“By the end of 2013, the government will have completed two-thirds of the effort … to bring deficits to a stable position. Given this track record and the still hesitant recovery, the government should ease the pace of adjustment,” the IMF said in its annual survey of the French economy released on Monday.
It also added that the country should reduce its spending more but it should not increase the taxes. The report said that taxes in the eurozone’s second-largest economy are already “among the highest by international standards” and raising them can impede investments and job creation.
The IMF also predicted that France would end the year in recession, saying, “Fiscal consolidation remains very substantial in 2013, and output is projected to contract slightly this year and to grow moderately in 2014.”
The report further touched on the high wages that are damaging French companies, warning that “In the face of a trend decline in total factor productivity growth since the 1990s, real wage growth in France has been sustained at the expense of the share of income going to profits.”
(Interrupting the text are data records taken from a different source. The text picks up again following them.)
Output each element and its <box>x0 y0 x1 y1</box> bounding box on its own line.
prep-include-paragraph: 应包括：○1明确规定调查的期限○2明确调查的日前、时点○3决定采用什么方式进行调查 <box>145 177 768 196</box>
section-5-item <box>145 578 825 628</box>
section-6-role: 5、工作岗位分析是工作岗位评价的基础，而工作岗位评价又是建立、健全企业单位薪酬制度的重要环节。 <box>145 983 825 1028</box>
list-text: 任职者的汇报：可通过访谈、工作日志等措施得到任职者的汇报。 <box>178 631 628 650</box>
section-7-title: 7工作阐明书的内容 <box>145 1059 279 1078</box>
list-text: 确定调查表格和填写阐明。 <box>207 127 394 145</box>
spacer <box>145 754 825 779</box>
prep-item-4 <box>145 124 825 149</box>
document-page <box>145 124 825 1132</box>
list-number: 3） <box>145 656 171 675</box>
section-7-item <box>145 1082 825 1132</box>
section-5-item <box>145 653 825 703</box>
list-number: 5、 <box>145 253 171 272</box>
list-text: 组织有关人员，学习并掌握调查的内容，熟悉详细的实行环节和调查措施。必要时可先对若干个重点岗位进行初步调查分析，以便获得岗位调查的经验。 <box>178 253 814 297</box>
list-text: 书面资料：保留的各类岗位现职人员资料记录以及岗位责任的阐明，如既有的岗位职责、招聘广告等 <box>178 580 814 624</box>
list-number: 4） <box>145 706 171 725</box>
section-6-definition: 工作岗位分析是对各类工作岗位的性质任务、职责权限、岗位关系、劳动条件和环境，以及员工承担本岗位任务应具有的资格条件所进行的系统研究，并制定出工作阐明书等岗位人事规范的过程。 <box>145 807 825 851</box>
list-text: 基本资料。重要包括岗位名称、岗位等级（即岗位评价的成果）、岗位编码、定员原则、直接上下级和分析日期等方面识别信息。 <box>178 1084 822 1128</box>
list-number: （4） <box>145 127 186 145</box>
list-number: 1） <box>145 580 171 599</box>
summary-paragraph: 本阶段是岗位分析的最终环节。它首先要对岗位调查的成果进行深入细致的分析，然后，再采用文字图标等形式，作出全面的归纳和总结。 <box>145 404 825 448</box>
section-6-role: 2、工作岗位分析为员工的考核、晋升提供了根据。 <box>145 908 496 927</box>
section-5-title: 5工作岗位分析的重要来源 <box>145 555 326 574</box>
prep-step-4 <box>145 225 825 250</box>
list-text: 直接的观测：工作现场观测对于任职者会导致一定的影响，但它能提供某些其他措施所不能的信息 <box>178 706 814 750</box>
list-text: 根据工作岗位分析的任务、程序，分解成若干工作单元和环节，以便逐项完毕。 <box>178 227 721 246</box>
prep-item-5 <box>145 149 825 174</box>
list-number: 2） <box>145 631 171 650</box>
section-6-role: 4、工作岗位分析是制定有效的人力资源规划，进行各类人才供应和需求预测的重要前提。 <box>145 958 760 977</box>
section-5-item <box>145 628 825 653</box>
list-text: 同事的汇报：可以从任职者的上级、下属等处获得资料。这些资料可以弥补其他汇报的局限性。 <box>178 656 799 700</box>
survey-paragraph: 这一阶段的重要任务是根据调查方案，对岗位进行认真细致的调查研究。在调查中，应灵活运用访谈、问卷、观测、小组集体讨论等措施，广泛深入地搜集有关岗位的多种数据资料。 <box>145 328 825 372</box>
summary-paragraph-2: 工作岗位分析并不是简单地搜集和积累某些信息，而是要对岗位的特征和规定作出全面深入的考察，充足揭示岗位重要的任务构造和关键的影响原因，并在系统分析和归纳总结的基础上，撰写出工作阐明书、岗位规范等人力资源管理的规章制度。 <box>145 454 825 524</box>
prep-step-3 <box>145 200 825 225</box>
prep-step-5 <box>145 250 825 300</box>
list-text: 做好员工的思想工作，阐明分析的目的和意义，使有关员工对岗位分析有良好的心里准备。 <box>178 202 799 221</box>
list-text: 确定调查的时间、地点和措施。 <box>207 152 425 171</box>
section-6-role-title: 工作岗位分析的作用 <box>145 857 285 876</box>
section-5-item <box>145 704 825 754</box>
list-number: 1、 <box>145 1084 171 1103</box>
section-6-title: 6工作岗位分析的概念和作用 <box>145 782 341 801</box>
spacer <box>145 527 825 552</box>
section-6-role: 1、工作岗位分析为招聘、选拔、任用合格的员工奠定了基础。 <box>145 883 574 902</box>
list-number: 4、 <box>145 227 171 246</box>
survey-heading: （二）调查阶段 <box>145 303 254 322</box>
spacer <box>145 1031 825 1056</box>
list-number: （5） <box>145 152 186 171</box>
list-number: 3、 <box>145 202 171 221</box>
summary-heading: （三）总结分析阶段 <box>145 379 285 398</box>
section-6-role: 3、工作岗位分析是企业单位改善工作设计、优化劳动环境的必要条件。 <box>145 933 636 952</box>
France is struggling to revive an economy that has barely grown in more than two years and tackle unemployment, which soared to a 14-year high of 10.8 percent in the first quarter of 2013.
Even though the government of President Francois Hollande has increased taxes and implemented several reforms and spending cuts in an attempt to lower the country’s huge debt load, the measures have proven unproductive since the financial crisis in the eurozone has not been resolved and the 17-member bloc is still bogged down in recession.
On July 12, global ratings agency Fitch cut France’s credit rating from AAA to AA+, citing concerns about its debt burden, high unemployment rate and weak economic outlook.